Он выбрался из постели и побрел к окну. Отсюда вид за окном представал совершенно другим. Все – дома соседей, лужайки, усеянные палой листвой, гравийная дорога, редкий соснячок – было залито солнцем, но выглядело каким-то тусклым, однообразным, словно покрытым тонкой желатиновой пленкой. Вокруг не было ни души.

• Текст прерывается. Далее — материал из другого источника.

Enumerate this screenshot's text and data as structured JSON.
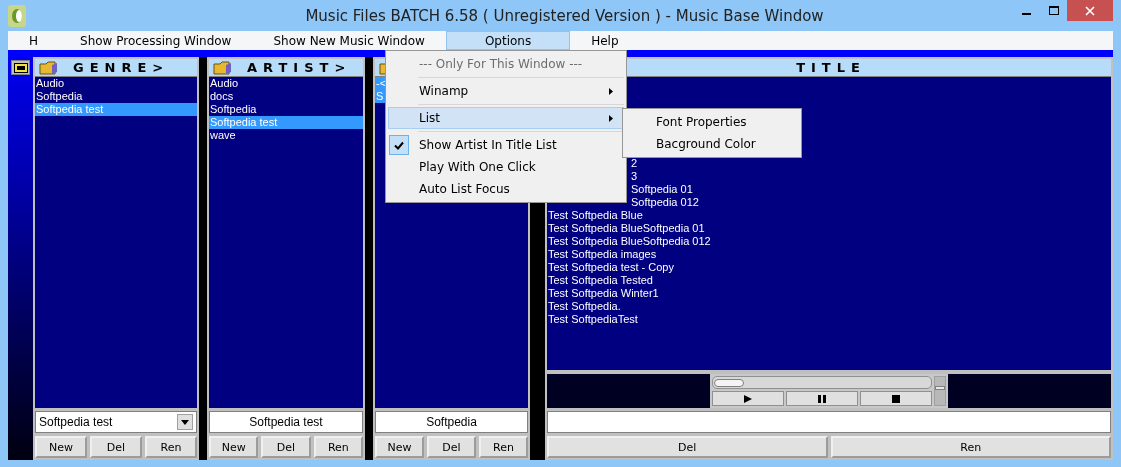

Глубоко в носу возникло неприятное ощущение одновременно и щекотки, и жжения. Он осторожно потер нос, несколько раз сморщил лицо. Тихонько сунул мизинец внутрь. Сомнений не осталось – двойная ноздря нюхальщика табака, болезнь, при которой поверх слизистой образовывалась твердая острая корка. По опыту он знал, что это по меньшей мере на неделю. Придется пойти на жертвы и нюхать не так часто, как хочется, – видно, годы берут свое, – ведь это не оттого, что, допустим, вчера он перестарался. Тогда у Пэрриша, оставшись в одиночестве в споре по поводу британской позиции в вопросе ядерного сдерживания, он взял реванш и вернул или, по крайней мере, несколько подогрел интерес к своей персоне тем, что быстро извлек одну за другой все свои табакерки и прочел образцовую лекцию о нюхательном табаке: исторический обзор, тонкости выращивания, разнообразие смесей, анекдот о случайном открытии способа сверхсухой сушки и тому подобное. Он пресек попытку социолога перехватить инициативу рассказом про обычай капитанов пароходов, ходящих по Огайо, нюхать табак ртом и заставил того взять щедрую понюшку «Севильи», приговаривая: «Настоящий злой табачок – это то, что нужно, чтобы понять, что к чему» – и пока тот минут сорок никак не мог прочихаться, продемонстрировал, что его самого ничего не берет, дважды в течение одной минуты забив в ноздри чуть ли не по чайной ложке того же табаку. Все-таки эта «Севилья» – зверская штука. Он осторожно отколупнул ногтем корку в носу и смазал каждую ноздрю питательным кремом, который иногда, если не забывал, втирал перед сном в кожу вокруг глаз.
На часах было уже восемь. Он нехотя начал одеваться и немного оживился, только когда взял чистую рубашку в широкую сиренево-белую полоску, которую приготовил на сегодня. Она была постирана с вызывающей подозрение быстротой в крохотной прачечной за углом, рядом с домом, в котором он снимал квартиру, и упакована с невероятной тщательностью: картон, несколько слоев полиэтилена, булавки. Добрую минуту он раздирал, разворачивал упаковку, удивляясь собственному терпению и думая, в какую ярость пришел бы на его месте Джо Дерланджер, как бы он сейчас вопил. Роджер живо представил себе Джо на чудовищной вечеринке (Господи, ну почему всем им непременно нужно устраивать эти вечеринки? Почему они только и делают, что таскаются на них?), которую устраивал сегодня Эрнст. В Джо было что-то от ребенка – серьезный недостаток, – но он был блестяще образован, во всяком случае по американским меркам, а быстрота, с которой он выявлял всякого, кто мог пойти наперекор его желаниям, и бросался в бой, просто изумляла. Он никогда не забудет, как Джо обычно спорил с Грейс относительно времени и меню обеда, ни разу за весь вечер не повторившись в своих возражениях: то, мол, это будет слишком поздно, то – никаких чтобы новомодных французских изысков, то – чтобы не было опять гамбургеров, то – возможно, потом, после еще пары коктейлей, то – только с телячьими мозгами. Эти препирательства были сущим наказанием для любого гостя, поскольку, пока они продолжались, всем приходилось голодать. Даже Роджер не готов был платить такую цену.